We are reading Michael Faraday's Six Lectures for the chemistry component of a Year 9 science class. As you can surmise from the title of the book, there is a lot of candle burning going on.


The experiments involve close observation of the flame and usually involves its going out in different situations using up many matches in the process of relighting the candle often.  One student casually wondered how matches work so I assigned that question as homework.

When we reconvened the following week, the students' narrations then led to wondering if all matches were the same?

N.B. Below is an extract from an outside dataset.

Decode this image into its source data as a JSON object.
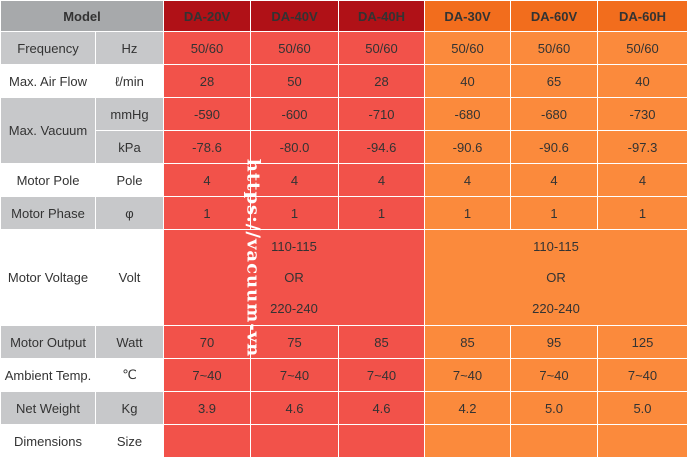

So we decided to find out and set up an experiment using different kinds of matches.


Surprisingly, I had 8 different types of matches on hand: ones with turquoise match heads, black, white or pink match heads, red with white tips of various sizes and matches with cardboard sticks from souvenir matchbooks.  We used the same igniter for each strike to keep that consistent.


The students decided what they could observe that might distinguish matches from each other: What does it smell like when it first burns? or when it is first put out? What colour is the flame and the smoke? How big is the flame?

One thing usually leads to another and investigations usually lead to more questions.  They wondered if the different colours were just a dye on top of the usually red phosphorus match head or its true colour.  They first put it under a microscope to examine the match head and then started scraping off layers of the colour to see how it was constructed.